Maxime Détaille
Maxime Détaille

Reputation: 11

Elasticsearch [5.4] scoring by word position in a sentence

I search a solution for my search engine based on ES 5.4. I need when my users wrote a request, to gave a better scoring if one of my results starts with the same words.

Its pretty logic "for me" that when my client write "disque de frein" in my search bar, all first results used to be

"disque de frein pour golf"
"disque de frein pour porsche"
"disque de frein pour audi"
then
"protection de disque de frein"

But now, the last results get a better score than the others.
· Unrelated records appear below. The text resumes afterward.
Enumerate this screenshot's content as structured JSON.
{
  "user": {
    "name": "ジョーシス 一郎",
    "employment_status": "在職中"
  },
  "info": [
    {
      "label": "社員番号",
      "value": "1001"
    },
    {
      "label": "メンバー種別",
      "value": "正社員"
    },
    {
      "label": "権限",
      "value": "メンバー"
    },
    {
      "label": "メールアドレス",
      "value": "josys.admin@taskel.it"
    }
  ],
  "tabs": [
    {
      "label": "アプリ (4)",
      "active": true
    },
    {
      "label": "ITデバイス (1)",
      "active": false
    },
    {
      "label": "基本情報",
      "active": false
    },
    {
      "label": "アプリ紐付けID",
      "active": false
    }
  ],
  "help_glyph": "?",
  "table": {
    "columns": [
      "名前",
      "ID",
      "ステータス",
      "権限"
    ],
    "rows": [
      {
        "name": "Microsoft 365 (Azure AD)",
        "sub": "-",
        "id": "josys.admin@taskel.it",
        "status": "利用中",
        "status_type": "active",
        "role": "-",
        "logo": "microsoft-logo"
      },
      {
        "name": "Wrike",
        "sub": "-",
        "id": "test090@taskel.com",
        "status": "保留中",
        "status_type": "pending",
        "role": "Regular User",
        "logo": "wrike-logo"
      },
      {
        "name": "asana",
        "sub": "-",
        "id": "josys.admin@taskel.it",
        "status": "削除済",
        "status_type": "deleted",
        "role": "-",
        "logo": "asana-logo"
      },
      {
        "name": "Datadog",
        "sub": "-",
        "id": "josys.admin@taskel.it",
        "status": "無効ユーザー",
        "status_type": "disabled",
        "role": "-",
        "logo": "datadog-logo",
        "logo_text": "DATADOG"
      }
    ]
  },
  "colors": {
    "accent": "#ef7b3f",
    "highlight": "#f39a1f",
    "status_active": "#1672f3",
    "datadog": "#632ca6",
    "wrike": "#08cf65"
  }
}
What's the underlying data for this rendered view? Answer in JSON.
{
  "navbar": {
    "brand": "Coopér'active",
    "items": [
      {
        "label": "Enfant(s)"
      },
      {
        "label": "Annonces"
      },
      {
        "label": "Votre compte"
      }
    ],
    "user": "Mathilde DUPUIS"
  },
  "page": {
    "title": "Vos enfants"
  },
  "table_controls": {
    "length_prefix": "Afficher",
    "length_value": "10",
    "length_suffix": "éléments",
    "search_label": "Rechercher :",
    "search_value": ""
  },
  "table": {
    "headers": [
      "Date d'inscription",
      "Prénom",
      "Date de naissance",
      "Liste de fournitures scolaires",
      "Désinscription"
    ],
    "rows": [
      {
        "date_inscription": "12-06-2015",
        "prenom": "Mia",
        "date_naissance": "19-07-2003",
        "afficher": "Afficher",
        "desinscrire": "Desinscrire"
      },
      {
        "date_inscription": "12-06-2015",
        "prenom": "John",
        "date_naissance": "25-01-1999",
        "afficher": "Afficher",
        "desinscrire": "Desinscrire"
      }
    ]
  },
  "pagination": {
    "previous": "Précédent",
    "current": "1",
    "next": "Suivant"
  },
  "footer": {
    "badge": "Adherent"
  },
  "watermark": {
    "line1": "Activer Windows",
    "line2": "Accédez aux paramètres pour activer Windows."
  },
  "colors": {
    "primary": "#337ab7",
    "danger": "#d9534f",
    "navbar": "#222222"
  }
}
By the way, i use FOSElasticaBundle, but i just need to know how i could get the good results.

There is my query :

{
  "query":{
    "bool":{
      "should":[
        {
          "match":{
            "produitLibFr":{
              "query":"disque de frein"
            }
          }
        }]
    }
  }
}

results :

{
    "_index": "app",
    "_type": "produit",
    "_id": "41666191",
    "_score": 10.558487,
    "_source": {
      "produitRef": "FA42436",
      "produitLibFr": "Pied à coulisse pour disques de frein",
      "produitLibEs": "",
      "produitLibGb": "",
      "produitLibNl": "",
      "produitLibPt": ""
    }
  },


{
    "_index": "app",
    "_type": "produit",
    "_id": "41666369",
    "_score": 10.5379715,
    "_source": {
      "produitRef": "FA43075",
      "produitLibFr": "Module freins à disques",
      "produitLibEs": "",
      "produitLibGb": "",
      "produitLibNl": "",
      "produitLibPt": ""
    }
  },

{
    "_index": "app",
    "_type": "produit",
    "_id": "67938479",
    "_score": 9.800581,
    "_source": {
      "produitRef": "GH28306",
      "produitLibFr": "Disque de frein arrière pour Scirocco & Corrado",
      "produitLibEs": "1 Disco de freno trasero para Scirocco & Corrado",
      "produitLibGb": "1 Rear brake disc for Scirocco & Corrado",
      "produitLibNl": "1 remschijf voor de achterrem voor Scirocco & Corrado",
      "produitLibPt": ""
    }
  }

And I want the last one being in the first position ...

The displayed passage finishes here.